Abeta associated neuropil changes: correlation with neuronal loss and dementia

Although genetic studies clearly implicate beta-amyloid peptide (Abeta) as a pathogenic agent in Alzheimer disease (AD), it is puzzling that the total amount of Abeta immunoreactivity does not correlate closely with neuronal loss or degree of dementia. We hypothesized that Abeta deposits could vary in the extent to which they disrupt the neuropil, and that the degree to which this occurs might then correlate with the degree of dementia. We used 3 dimensional triple immunofluorescent confocal microscopy to examine the fine structural relationships between Abeta deposits and neurites in their vicinity. In non-demented elderly, Abeta deposits were porous structures with numerous normal appearing processes coursing through them. In AD, dendrites within Abeta deposits, compared with dendrites in the surrounding neuropil, were likely to have decreased SMI32 immunoreactivity and increased Alz-50 immunoreactivity. We found that the degree to which Abeta deposits disrupt the neuropil, as assessed by local loss of SMI32 immunoreactivity, correlates closely with the amount of neuronal loss and with duration of dementia. These observations support the hypothesis that a subset of Abeta deposits contribute directly to neural system failure in AD.     

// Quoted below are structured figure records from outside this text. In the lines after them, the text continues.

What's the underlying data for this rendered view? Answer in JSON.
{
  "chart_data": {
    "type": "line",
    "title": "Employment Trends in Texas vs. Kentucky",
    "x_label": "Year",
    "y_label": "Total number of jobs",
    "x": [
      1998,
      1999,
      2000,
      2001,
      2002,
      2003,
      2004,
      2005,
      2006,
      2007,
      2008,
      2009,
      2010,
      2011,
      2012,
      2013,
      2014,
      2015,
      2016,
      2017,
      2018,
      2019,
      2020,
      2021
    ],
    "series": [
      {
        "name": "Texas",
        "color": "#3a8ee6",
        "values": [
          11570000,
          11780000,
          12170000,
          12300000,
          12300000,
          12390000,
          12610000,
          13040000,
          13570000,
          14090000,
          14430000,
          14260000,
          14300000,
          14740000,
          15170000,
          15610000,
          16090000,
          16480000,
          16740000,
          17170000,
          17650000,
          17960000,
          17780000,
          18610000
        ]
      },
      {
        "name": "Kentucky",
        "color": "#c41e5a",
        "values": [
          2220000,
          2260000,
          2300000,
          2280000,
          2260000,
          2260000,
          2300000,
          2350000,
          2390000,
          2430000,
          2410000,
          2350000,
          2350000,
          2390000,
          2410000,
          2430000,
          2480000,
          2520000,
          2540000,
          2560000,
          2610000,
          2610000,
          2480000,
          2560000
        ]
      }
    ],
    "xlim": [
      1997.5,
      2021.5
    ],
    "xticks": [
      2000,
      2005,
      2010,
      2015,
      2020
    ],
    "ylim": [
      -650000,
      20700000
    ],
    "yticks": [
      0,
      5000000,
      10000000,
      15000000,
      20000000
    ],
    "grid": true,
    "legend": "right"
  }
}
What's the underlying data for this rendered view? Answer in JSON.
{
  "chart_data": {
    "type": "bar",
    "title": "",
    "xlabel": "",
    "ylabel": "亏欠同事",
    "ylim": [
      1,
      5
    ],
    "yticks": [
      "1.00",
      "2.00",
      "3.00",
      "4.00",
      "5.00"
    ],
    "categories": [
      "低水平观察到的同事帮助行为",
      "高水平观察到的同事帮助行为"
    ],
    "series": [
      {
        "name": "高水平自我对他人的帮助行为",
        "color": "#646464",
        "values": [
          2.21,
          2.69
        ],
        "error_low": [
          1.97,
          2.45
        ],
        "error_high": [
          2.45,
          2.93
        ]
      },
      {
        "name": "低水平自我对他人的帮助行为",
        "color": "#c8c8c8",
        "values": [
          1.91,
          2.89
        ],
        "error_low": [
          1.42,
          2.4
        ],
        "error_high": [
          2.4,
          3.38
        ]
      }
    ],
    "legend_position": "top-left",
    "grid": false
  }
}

In situ hybridization analysis of presenilin 1 mRNA in Alzheimer disease and in lesioned rat brain

Presenilin-1 (PS-1) gene mutations are responsible for the majority of the early onset familial forms of Alzheimer disease (AD). Neither PS-1's anatomic distribution in brain nor expression in AD have been reported. Using in situ hybridization in the rat forebrain, we show that PS-1 mRNA expression is primarily in cortical and hippocampal neurons, with less expression in subcortical structures, in a regional pattern similar to APP695. Excitotoxic lesions lead to loss of PS-1 signal. A neuronal pattern of expression of PS-1 mRNA was also observed in the human hippocampal formation. AD and control levels did not differ. PS-1 is expressed in brain areas vulnerable to AD changes more so than in areas spared in AD; however, PS-1 expression is not sufficient to mark vulnerable regions. Collectively, these data suggest that the neuropathogenic process consequent to PS-1 mutations begins in neuronal cell populations.